Key To Success:“I have a strong workethic that comes from my parents and the farm.”
Running into the farmyard, Jason Gregor saw a mother cow bawling loudly and a frozen, newly born calf lying in the snow bank. He scooped the calf up and rushed to the bathroom to warm it in the tub. Over the next six hours he bathed the animal, and slowly brought it back from death’s door.
“I had to put a tube down its throat and drain the milk into its stomach,” he says. “If you put the tube down the throat the wrong way you’ll drown the calf. It was nerve-racking, but it worked out and the calf lived.”

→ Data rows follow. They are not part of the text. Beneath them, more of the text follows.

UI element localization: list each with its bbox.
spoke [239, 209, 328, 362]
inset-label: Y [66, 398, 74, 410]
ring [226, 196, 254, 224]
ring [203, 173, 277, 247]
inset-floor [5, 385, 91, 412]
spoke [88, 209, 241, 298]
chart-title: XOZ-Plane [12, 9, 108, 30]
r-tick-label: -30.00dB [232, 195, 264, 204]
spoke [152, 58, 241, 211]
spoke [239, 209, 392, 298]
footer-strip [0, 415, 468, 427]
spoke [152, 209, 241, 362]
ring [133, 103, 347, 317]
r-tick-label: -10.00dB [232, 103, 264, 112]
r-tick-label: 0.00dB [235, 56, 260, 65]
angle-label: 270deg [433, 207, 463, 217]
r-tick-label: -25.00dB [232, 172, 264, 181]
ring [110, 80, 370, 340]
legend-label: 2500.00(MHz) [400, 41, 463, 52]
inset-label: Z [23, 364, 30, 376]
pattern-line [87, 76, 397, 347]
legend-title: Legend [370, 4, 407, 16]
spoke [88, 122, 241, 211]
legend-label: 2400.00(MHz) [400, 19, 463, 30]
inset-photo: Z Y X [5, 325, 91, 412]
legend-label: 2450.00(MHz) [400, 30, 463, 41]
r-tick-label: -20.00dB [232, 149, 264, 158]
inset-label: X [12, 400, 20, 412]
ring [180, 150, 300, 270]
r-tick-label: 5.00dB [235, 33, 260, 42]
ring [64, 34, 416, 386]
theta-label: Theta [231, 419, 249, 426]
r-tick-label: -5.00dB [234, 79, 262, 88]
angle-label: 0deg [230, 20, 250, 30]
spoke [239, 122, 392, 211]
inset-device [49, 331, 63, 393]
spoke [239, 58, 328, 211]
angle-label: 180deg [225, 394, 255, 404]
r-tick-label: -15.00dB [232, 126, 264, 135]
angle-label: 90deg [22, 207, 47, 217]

When he’s not moonlighting as a farmhand on his mother’s farm in New Sarepta, Gregor is the voice of the Edmonton Rush Lacrosse Club, a ring reporter for the Maximum Fighting Championship on HDNet and TSN2, and part owner of oilersnation.com, a hockey website that receives more than 300,000 unique visitors and 1 million page views every month.
But his biggest accomplishment is The Jason Gregor Show on TEAM 1260, where he applies his corn-fed work ethic the most.
Unlike most radio shows, Gregor runs every aspect himself including ad sales, developing and paying for marketing campaigns, and supervising his staff of two, which includes Meg Morrison, one of Edmonton’s only few female sport-show personalities.
Last year, the show raised $75,000 for cancer research, the Minerva Foundation, the MS Society of Canada and many other causes.
“I think sometimes media people don’t always use their platform properly to support charity causes,” Gregor says. “It’s one thing to lend your name to something, but that’s different than actually going and doing something. When I promote the MS Bike Tour, I go into the MS Bike Tour.”
Gregor is finding success in his professional life, but “I always go back to the farm because it’s grounding. When I save a calf’s life, it’s strange to think that if I wasn’t here this living thing wouldn’t have survived. I’m proud to say that I grew up on the farm.”